This entry was posted on Friday, December 18th, 2009 at 2:11 pm and is filed under Appraisals, Legislation. You can follow any responses to this entry through the RSS 2.0 feed. You can leave a response, or trackback from your own site.
HVCC Appraisal Process Applies to FHA as of Jan. 1
We in the “biz” have been wrestling for most of 2009 with the product of the Home Valuation Code of Conduct (HVCC), Andrew Cuomo’s settlement with Fannie Mae and Freddie Mac. That settlement produced a new middle-man in the home appraisal process–the Appraisal Management Companies (AMCs)–that resemble nothing so much as the ‘managed care’ companies that were inserted into the health insurance system two decades or so ago.
And just like that mess, the AMCs have failed to improve things for the consumer. In fact, it can be convincingly argued that they have made things far worse. The new protocol has consistently produced poor quality appraisals performed often by the least qualified and frequently out-of-the area appraisers, at dramatically increased costs to the consumer. But in terms of creating new profits for banks who have now created their own internal AMCs, it’s been a resounding success.
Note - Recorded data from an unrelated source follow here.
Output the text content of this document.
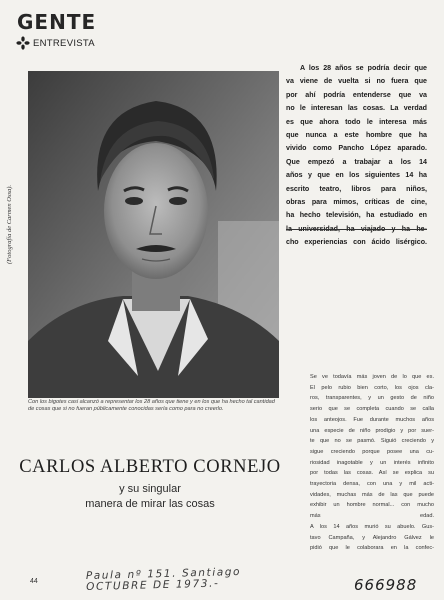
GENTE
ENTREVISTA
(Fotografía de Carmen Ossa).
Con los bigotes casi alcanzó a representar los 28 años que tiene y en los que ha hecho tal cantidad de cosas que si no fueran públicamente conocidas sería como para no creerlo.
CARLOS ALBERTO CORNEJO
y su singular
manera de mirar las cosas
A los 28 años se podría decir que
va viene de vuelta si no fuera que
por ahí podría entenderse que va
no le interesan las cosas. La verdad
es que ahora todo le interesa más
que nunca a este hombre que ha
vivido como Pancho López aparado.
Que empezó a trabajar a los 14
años y que en los siguientes 14 ha
escrito teatro, libros para niños,
obras para mimos, críticas de cine,
ha hecho televisión, ha estudiado en
cho experiencias con ácido lisérgico.
Se ve todavía más joven de lo que es.
El pelo rubio bien corto, los ojos cla-
ros, transparentes, y un gesto de niño
serio que se completa cuando se calla
los anteojos. Fue durante muchos años
una especie de niño prodigio y por suer-
te que no se pasmó. Siguió creciendo y
sigue creciendo porque posee una cu-
riosidad inagotable y un interés infinito
por todas las cosas. Así se explica su
trayectoria densa, con una y mil acti-
vidades, muchas más de las que puede
exhibir un hombre normal... con mucho
más edad.
A los 14 años murió su abuelo. Gus-
tavo Campaña, y Alejandro Gálvez le
pidió que le colaborara en la confec-
44	Paula nº 151. Santiago
OCTUBRE DE 1973.-	666988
Until now, this new process impacted only conventional loans. Since most of the market activity has required FHA financing, this hasn’t been as debilitating as it might have otherwise been. However as of January 1, 2010, it applies to FHA loans as well. What does this mean for you?
It means that on FHA loans, your lender will now have:
- no control over scheduling of the appraisal
- no ability to communicate directly with the appraiser
- no ability to receive notification from the appraiser when there is a value or repair issue
- severely constrained ability to dispute bad appraisals
- higher appraisal costs
- slower appraisal turn around times
- longer escrows
The best thing you can do in the short-term is to plan for longer escrow periods. I recognize that short-sale banks are not very cooperative on this issue. But if you don’t attempt to educate them and plan in advance, you’ll be begging for extensions on the other end. In the long-run, let your voice be heard and contact your congressperson and let them know what you think.




December 20th, 2009 at 2:26 pm
Thanks for the heads up. I will be contacting my local congressman.
January 11th, 2010 at 8:01 am
Some of this new regulation can’t all be bad. I know of places in Wisconsin that the lender and appraiser have way too good of a relationship. Allows appraisals to get done quickly, but the values are sometimes purchase price dependant… Not good for consumers.